Vehicle:1963 Porsche 356 Carrera 2 GS/GT
Years Produced:1963
Number Produced:14
Original List Price:Approx. $5,400
SCM Valuation:$200,000-$250,000
Tune Up Cost:$1,000-$1,500
Distributor Caps:$1,000
Chassis Number Location:stamped into tub in front compartment
Engine Number Location:stamped near center of case
Club Info:Porsche Club of America, 980 Hammond Drive, Suite 1000, Atlanta, GA, 30328
Alternatives:1963-1965 Porsche Carrera 2 GS, 1960-1962 Porsche Carrera GTL Abarth, 1965 Alfa Romeo GTA
Investment Grade:A

This 1963 Porsche 356 Carrera sold for $249,652 at the Artcurial Briest Poulain Le Fur auction in Paris, France, on February 15, 2004.

The Carrera 2 GS/GT is unique as it is a car that can do it all. A further evolution of the Carerra 2 GS (which was itself a higher-spec 356B) the GT was as successful in rallies and circuit races as it is a pleasure to drive on the road. It is quite rare to see one come up for sale and it does not surprise me that this one was quickly snapped up by a passionate Porsche collector.

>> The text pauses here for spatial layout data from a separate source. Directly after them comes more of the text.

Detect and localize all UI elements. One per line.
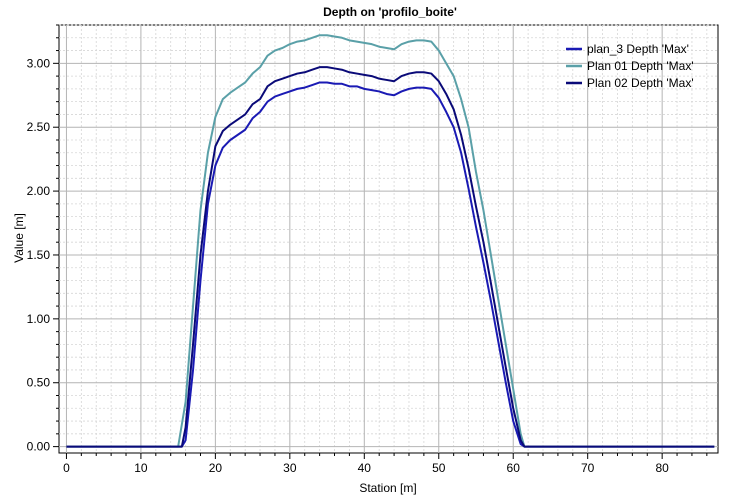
series-line-1: [66, 81, 715, 448]
y-tick-label: 0.50: [27, 376, 51, 390]
x-tick-label: 80: [655, 461, 669, 475]
legend-label: plan_3 Depth 'Max': [587, 42, 689, 56]
chart-legend: plan_3 Depth 'Max' Plan 01 Depth 'Max' Pla…: [566, 42, 694, 90]
x-axis-label: Station [m]: [359, 481, 416, 495]
minor-grid: [59, 24, 718, 453]
plot-area: [58, 24, 719, 454]
y-tick-label: 2.00: [27, 184, 51, 198]
x-tick-label: 10: [134, 461, 148, 475]
x-tick-label: 60: [507, 461, 521, 475]
y-tick-label: 0.00: [27, 440, 51, 454]
legend-label: Plan 01 Depth 'Max': [587, 59, 694, 73]
legend-label: Plan 02 Depth 'Max': [587, 76, 694, 90]
series-layer: [66, 34, 715, 448]
x-tick-label: 50: [432, 461, 446, 475]
x-axis-ticks: 0 10 20 30 40 50 60 70 80: [63, 453, 708, 475]
x-tick-label: 70: [581, 461, 595, 475]
x-tick-label: 0: [63, 461, 70, 475]
series-line-3: [66, 66, 715, 448]
y-axis-ticks: 0.00 0.50 1.00 1.50 2.00 2.50 3.00: [27, 24, 59, 454]
x-tick-label: 40: [358, 461, 372, 475]
y-tick-label: 3.00: [27, 56, 51, 70]
y-tick-label: 2.50: [27, 120, 51, 134]
series-line-2: [66, 34, 715, 448]
x-tick-label: 30: [283, 461, 297, 475]
y-tick-label: 1.50: [27, 248, 51, 262]
chart-title: Depth on 'profilo_boite': [323, 5, 457, 19]
y-axis-label: Value [m]: [12, 213, 26, 263]
x-tick-label: 20: [209, 461, 223, 475]
y-tick-label: 1.00: [27, 312, 51, 326]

I am quite familiar with this particular car, as during the past 20-plus years, it was owned by the noted Porsche collector Hans Dieter Blatzheim of Bonn, Germany. He passed away in a racing accident at the Nürburgring, while driving a 917, and his widow Ellen loaned the car to my good friend Peter Kaus for display in his Rosso Bianco museum in Aschaffenburg, Germany. Later, Ellen’s son used the car and saw to its race preparation.

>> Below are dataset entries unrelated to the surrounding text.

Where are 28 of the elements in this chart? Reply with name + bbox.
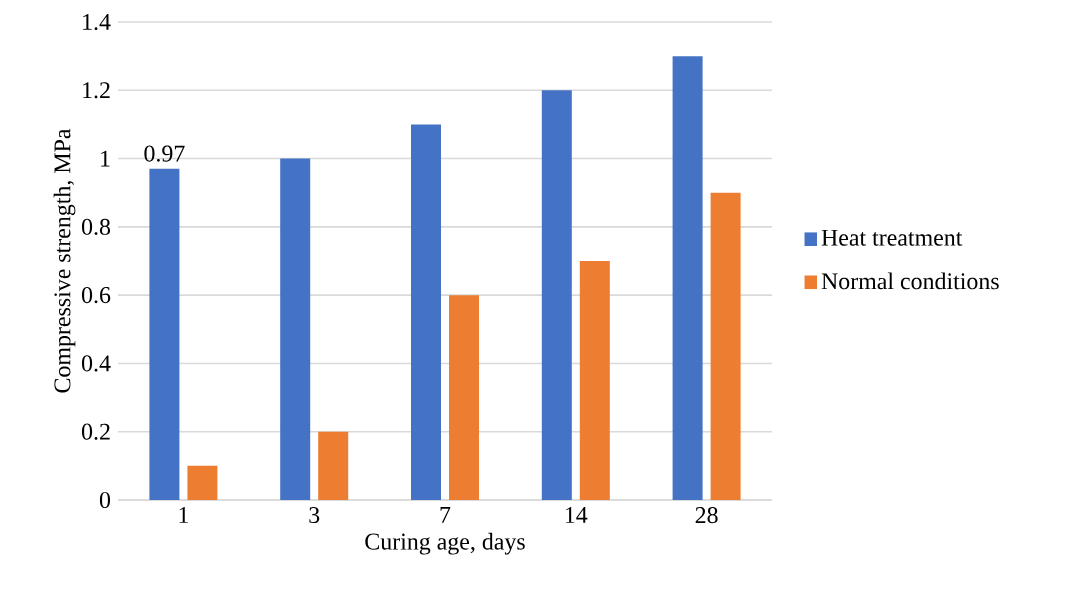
legend-label: Heat treatment [821, 229, 963, 246]
bar [449, 295, 480, 500]
y-tick-label: 1.2 [83, 82, 110, 99]
x-tick-label: 3 [309, 507, 320, 524]
x-tick-label: 28 [695, 507, 718, 524]
x-tick-label: 1 [179, 507, 188, 523]
y-tick-label: 0.4 [81, 355, 111, 372]
bar [411, 124, 442, 500]
x-axis-title: Curing age, days [365, 532, 525, 555]
bar [187, 465, 218, 500]
bar [318, 431, 349, 500]
y-tick-label: 1 [101, 150, 110, 167]
legend-label: Normal conditions [821, 272, 999, 290]
bar [280, 158, 311, 500]
y-axis-title: Compressive strength, MPa [53, 128, 76, 393]
data-label: 0.97 [144, 145, 185, 162]
y-tick-label: 1.4 [83, 13, 111, 31]
bar [672, 56, 703, 500]
bar [149, 168, 180, 500]
y-tick-label: 0.8 [81, 218, 111, 235]
x-tick-label: 14 [565, 507, 588, 523]
x-tick-label: 7 [440, 507, 451, 523]
bar [579, 261, 610, 500]
y-tick-label: 0 [99, 491, 111, 509]
bar [541, 90, 572, 500]
y-tick-label: 0.2 [81, 423, 110, 440]
y-tick-label: 0.6 [81, 287, 111, 304]
bar [710, 192, 741, 500]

The GT was a full-blown streetable race car based on the production 356B T-6 chassis, but built by the Porsche factory competition department to be lighter, more nimble, and more powerful. It’s just another example of why Porsche is famous for the strong link between its racing exploits and production cars.

The body used aluminum for both doors and the front and rear deck lids. The rear deck lid had louvers for extra engine cooling. The body shell had a special lower weld bead added to give the chassis more rigidity. The door window frames were also made of aluminum and the side windows were Plexiglas. All unnecessary exterior trim was deleted, from bumper guards to the windscreen surround. The interior was as spartan as could be, with lightweight aluminum seat shells and a wooden steering wheel.

For performance, a 2,000-cc version of Porsche’s famous four-camshaft Carrera racing engine was installed and fitted with two Weber 46 IDM-2 carburetors enabling it to produce 155 hp. This was mated to a close-ratio, four-speed gearbox with four sets of available gear ratios. The 356 Carrera had a 7.31 final drive ratio and a limited-slip differential. A large 110-liter fuel tank with an external center hood fill was used. Wheels were steel and aluminum two-piece units with venting for the brand new disc brakes, the first to be fitted to a 356. With these unique components taken from Porsche’s famous racing Spyders, the Carrera GT was indeed a very special 356.

To find one of just 14 produced, as this car is, with a terrific history and its original mechanical components intact, well restored, and with proper documentation including current FIA historic identity papers, is even more special.

The car carried a whole host of documentation: the original Porsche factory build certificate (which also shows its first owner), original road registration (necessary for rallying at that time), record of its restoration from Porsche, and documentation from its recent professional race preparation. Besides all this, the car was also featured in Jurgen Barth’s The Porsche Book, and its entire ownership is known. It doesn’t really get much better from a paperwork standpoint.

When one considers that this Carrera 2 GS/GT is a turnkey entry into most every exciting historic race and rally, including the Monte Carlo Historic Rally, the Tour Auto in France, the Tour of Spain, and the Rallye des Alpes, its appeal to the new owner is simple to understand.

When compared with a nice Carrera 2 GS selling around $150,000-$160,000, a Carrera GTL Abarth worth over $500,000, or even a good competition Alfa Romeo GTZ-1 at $250,000, this car offers a great bang for the buck. And that’s even with the current currency weakness that has inflated the value of the American dollar. For the European buyer in Paris, this was an even better buy.-Mark B. Leonard

(Photos, historical and descriptive information courtesy of the auction company.)